Progetto Calamaio, incontri con la diversità

L’idea alla base del Progetto Calamaio è molto semplice: non è sufficiente parlare di disabilità o, più in generale, di diversità; per produrre un effettivo cambiamento culturale è necessario creare relazioni che, liberandoci dai pregiudizi, consentano una comprensione della propria e altrui diversità e favoriscano un atteggiamento di apertura e disponibilità nei confronti degli altri.

Nell’incontro diretto con le persone disabili, infatti, le prime reazioni dal punto di vista emotivo sono la paura e la diffidenza. Accostarsi ad una persona disabile suscita questi sentimenti perché la diversità, e non solo quella del disabile, costringe a uscire da se stessi per confrontarsi con l’altro e questo movimento verso l’esterno viene vissuto come perdita di parte della propria identità. In effetti, accogliere l’altro significa rinunciare a una parte di sé, mettere in discussione i propri schemi e le proprie convinzioni, ma questo confronto non rappresenta una perdita per l’individuo bensì un arricchimento.

Da oltre vent’anni, quindi, il Progetto Calamaio si propone come un laboratorio educativo sull’inclusione e la valorizzazione della ricchezza delle diversità. La sua specificità è il fatto di essere ideato e progettato da educatori e animatori con disabilità che lavorano all’interno di un gruppo nel quale, seppur con ruoli diversi, tutti partecipano alla pari.

Per fare ciò, ovviamente, è necessario formarsi, sia che si parli di animatori con disabilità sia di educatori. Entrambi, infatti, rischiano di rimanere imprigionati nello stereotipo della relazione educativa: io educatore educo e assisto, tu disabile vieni educato e assistito, io propongo e organizzo e tu accetti e partecipi.

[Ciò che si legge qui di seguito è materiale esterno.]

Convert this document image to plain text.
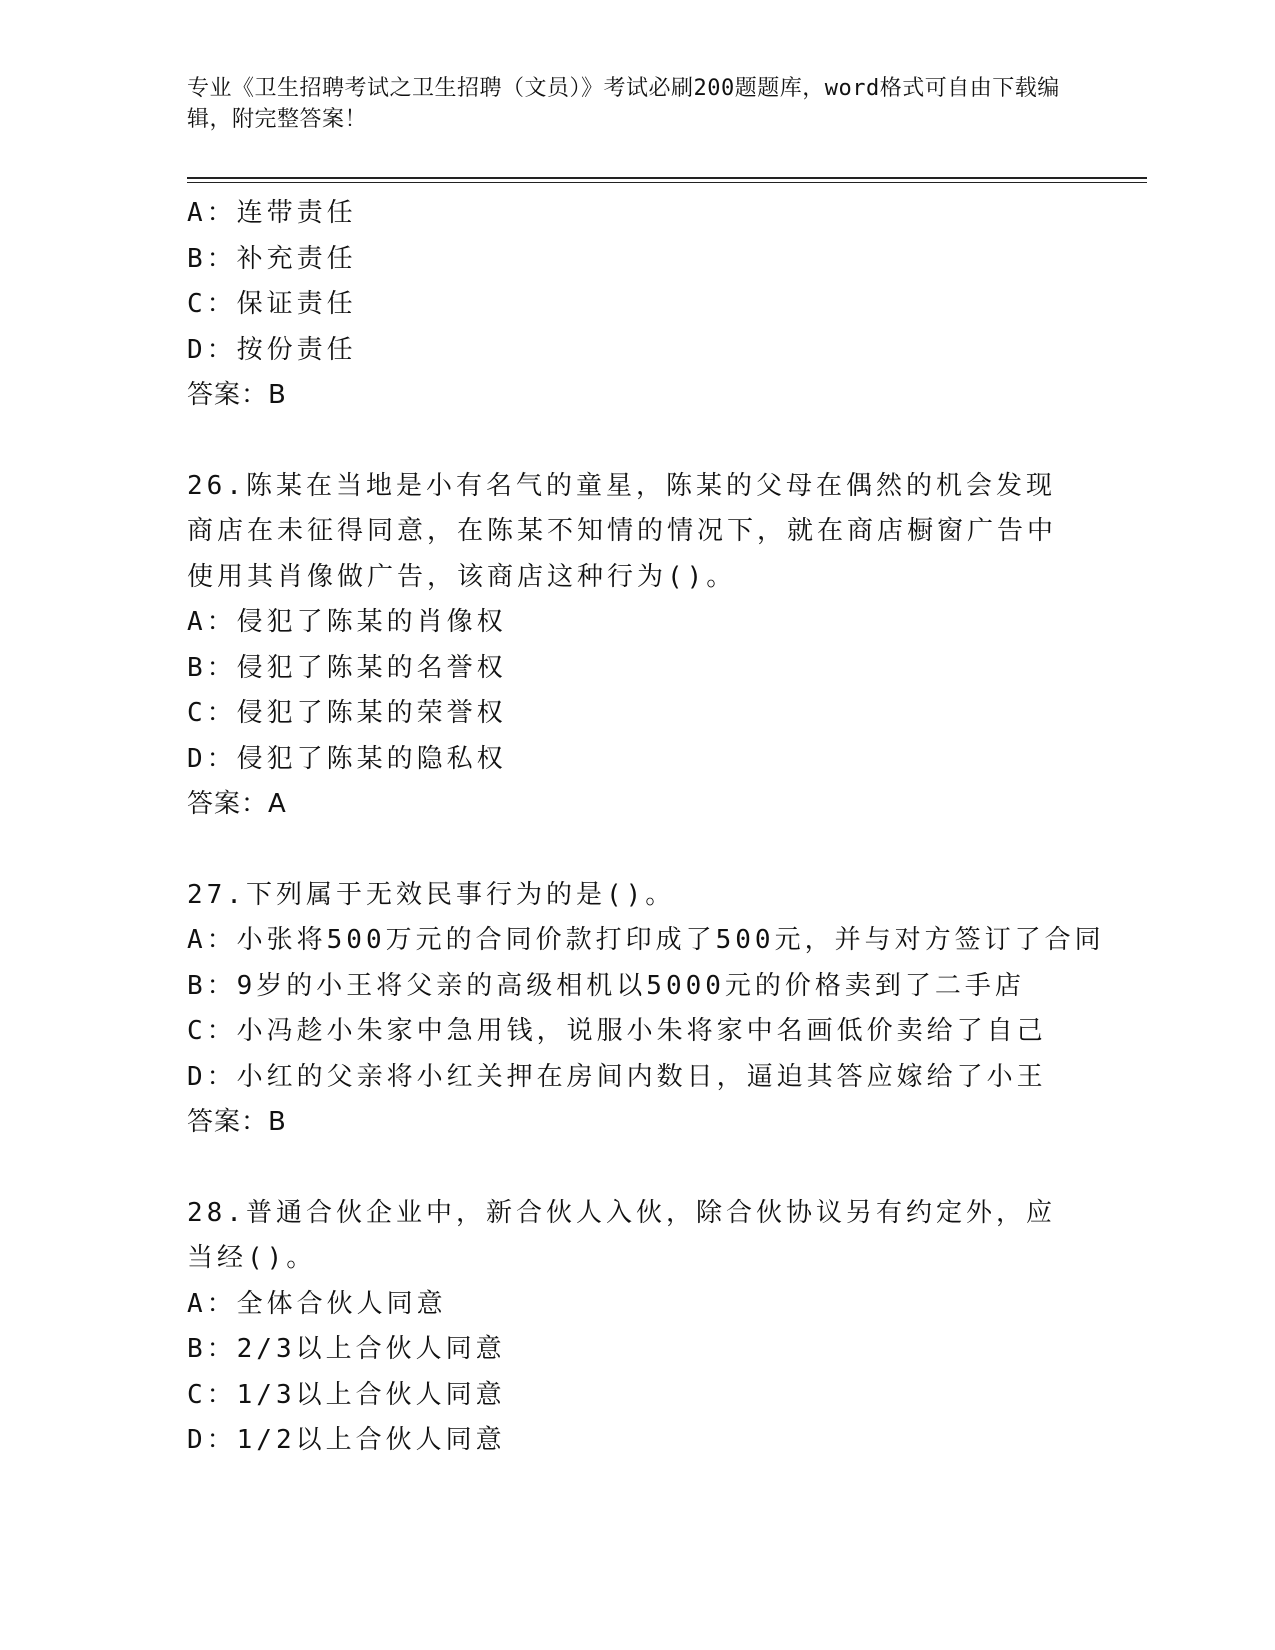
专业《卫生招聘考试之卫生招聘（文员）》考试必刷200题题库，word格式可自由下载编辑，附完整答案！
A：连带责任
B：补充责任
C：保证责任
D：按份责任
答案：B
26.陈某在当地是小有名气的童星，陈某的父母在偶然的机会发现商店在未征得同意，在陈某不知情的情况下，就在商店橱窗广告中使用其肖像做广告，该商店这种行为()。
A：侵犯了陈某的肖像权
B：侵犯了陈某的名誉权
C：侵犯了陈某的荣誉权
D：侵犯了陈某的隐私权
答案：A
27.下列属于无效民事行为的是()。
A：小张将500万元的合同价款打印成了500元，并与对方签订了合同
B：9岁的小王将父亲的高级相机以5000元的价格卖到了二手店
C：小冯趁小朱家中急用钱，说服小朱将家中名画低价卖给了自己
D：小红的父亲将小红关押在房间内数日，逼迫其答应嫁给了小王
答案：B
28.普通合伙企业中，新合伙人入伙，除合伙协议另有约定外，应当经()。
A：全体合伙人同意
B：2/3以上合伙人同意
C：1/3以上合伙人同意
D：1/2以上合伙人同意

L’idea rivoluzionaria del Progetto, invece, è quella di costruire insieme un nuovo modo di lavorare sul tema dell’inclusione, partendo proprio da una partecipazione inclusiva al lavoro stesso.Ecco l’innovatività del progetto, all’avanguardia vent’anni fa come oggi. Purtroppo, per certi versi. Sì, perché se dobbiamo riconoscere che molte cose sono cambiate in meglio, dobbiamo anche accettare che è necessario percorrere ancora molta strada perché le persone con disabilità non vengano più valutate per difetto ma, semplicemente, per ciò che sono e per le abilità che possono mettere a disposizione.

Negli ultimi anni gli ambiti di intervento del Progetto si sono molto differenziati. La scuola, ambiente privilegiato in quanto luogo di relazioni nel quale i bambini e i ragazzi trascorrono molte tempo e dove, indubbiamente, formano molto del loro essere futuri cittadini, è stata affiancata da nuovi luoghi di integrazione. Musei, parchi, fattorie didattiche, centri diurni ma anche centri sportivi, spazi di incontro interculturale, biblioteche, insomma luoghi, in senso lato, che producono una contaminazione positiva a favore di un’inclusione reale, concreta, quotidiana. Laboratori nei quali l’idea del progetto ha trovato nuovo ossigeno e nuove occasioni di relazione.

Gli incontri, pur avendo in comune i contenuti, si differenziano a seconda del contesto nel quale si realizzano e alla tipologia di gruppo al quale viene proposto, adattando gli strumenti a seconda delle diverse esigenze. La metodologia di lavoro utilizzata prevede un approccio attivo e collaborativo, in cui bambini e ragazzi vengono coinvolti in prima persona e resi soggetti attivi del percorso, fornendo loro gli strumenti e le occasioni necessarie.

In oltre vent’anni abbiamo incontrato migliaia di classi, in ogni parte d’Italia, studenti e insegnanti disponibili a mettersi in gioco per trasformare la classe in un laboratorio nel quale giocare con la disabilità, riducendo enormemente la distanza tra “ciò che pensavo” e “ciò che ora conosco perché ho incontrato”.

Ecco allora che il titolo diventa anche un invito: non solo parole sulla diversità, non solo leggi, non solo azioni… cerchiamo e creiamo occasioni concrete in cui le diversità, tutte, possano incontrarsi, conoscersi e dialogare.